Tunnel Punching

Beim Tunnel-Punching geht es nicht um das Dehnen eines bestehenden Stichkanals, sondern um das gezielte Entfernen von Gewebe, um schnell und fachgerecht zu einem Tunnel zu gelangen.

Bei diesem Verfahren wird das Gewebe so entfernt, dass direkt im Anschluss Tunnelschmuck eingesetzt werden kann. Es können hierbei Tunnel mit einem Durchmesser von bis zu 8 mm gepuncht und Tunnelschmuck von bis zu 10 mm eingesetzt werden.

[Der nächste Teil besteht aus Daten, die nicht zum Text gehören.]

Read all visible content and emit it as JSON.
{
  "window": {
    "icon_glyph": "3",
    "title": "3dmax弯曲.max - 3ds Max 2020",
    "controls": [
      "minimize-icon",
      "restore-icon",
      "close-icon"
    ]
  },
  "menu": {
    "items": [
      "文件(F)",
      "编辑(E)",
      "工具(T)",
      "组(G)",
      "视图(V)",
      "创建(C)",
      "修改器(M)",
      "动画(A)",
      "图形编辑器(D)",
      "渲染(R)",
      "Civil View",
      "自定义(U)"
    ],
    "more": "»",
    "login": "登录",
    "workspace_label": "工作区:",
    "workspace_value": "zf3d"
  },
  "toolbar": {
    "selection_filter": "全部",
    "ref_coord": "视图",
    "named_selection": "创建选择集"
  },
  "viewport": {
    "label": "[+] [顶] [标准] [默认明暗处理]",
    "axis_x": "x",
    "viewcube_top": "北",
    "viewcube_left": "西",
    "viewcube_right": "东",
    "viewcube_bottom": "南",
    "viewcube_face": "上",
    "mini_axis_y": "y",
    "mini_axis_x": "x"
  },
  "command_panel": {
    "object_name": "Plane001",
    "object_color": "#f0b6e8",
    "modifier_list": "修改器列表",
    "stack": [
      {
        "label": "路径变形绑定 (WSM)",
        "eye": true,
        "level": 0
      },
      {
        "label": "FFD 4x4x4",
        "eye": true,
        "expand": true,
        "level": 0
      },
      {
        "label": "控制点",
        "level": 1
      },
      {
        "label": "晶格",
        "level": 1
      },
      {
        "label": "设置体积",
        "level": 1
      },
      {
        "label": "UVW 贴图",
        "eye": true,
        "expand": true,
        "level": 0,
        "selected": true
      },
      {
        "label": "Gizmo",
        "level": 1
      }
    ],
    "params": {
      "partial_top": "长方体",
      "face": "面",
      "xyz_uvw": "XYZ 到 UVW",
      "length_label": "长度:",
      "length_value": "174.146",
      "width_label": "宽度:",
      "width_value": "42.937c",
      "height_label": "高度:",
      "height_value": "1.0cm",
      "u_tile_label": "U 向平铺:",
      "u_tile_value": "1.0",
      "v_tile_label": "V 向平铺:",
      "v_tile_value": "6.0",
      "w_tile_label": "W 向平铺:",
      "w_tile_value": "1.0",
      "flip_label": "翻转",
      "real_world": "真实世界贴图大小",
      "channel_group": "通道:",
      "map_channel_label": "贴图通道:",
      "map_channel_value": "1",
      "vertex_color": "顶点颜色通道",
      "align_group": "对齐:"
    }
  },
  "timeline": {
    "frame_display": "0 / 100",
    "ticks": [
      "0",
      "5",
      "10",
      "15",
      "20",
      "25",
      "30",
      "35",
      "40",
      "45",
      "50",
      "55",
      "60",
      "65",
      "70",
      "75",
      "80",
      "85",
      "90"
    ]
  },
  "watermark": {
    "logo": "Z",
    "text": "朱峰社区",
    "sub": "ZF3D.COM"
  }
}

Selbstverständlich besteht auch hier die Möglichkeit einer Oberflächenbetäubung, um den Eingriff so angenehm wie möglich zu gestalten.

Die erste Heilungsphase eines gepunchten Tunnels im Ohrläppchen liegt in der Regel bei 2 bis 4 Wochen und verläuft damit vergleichbar schnell und unkompliziert wie die Heilung eines normalen Ohrlochs.

Tunnel in Knorpelbereichen sind durch Dehnen zwar theoretisch möglich, in der Praxis jedoch nicht sinnvoll umsetzbar. Hier ist das Punchen die einzige wirklich fachgerechte Methode, um einen Tunnel anzulegen.

Darüber hinaus gibt es auch viele klassische Piercings, bei denen das Punchen angewendet werden kann. Der große Vorteil liegt darin, dass sich die Heilungszeiten langsam heilender Piercings oft von mehreren Monaten auf wenige Wochen verkürzen lassen.
Nicht in jedem Fall ist dies innerhalb der normalen Abheilzeit vollständig möglich – durch die Reduktion des Drucks vom Knorpel auf den Schmuck wird die Heilung bei Knorpelpiercings jedoch deutlich begünstigt.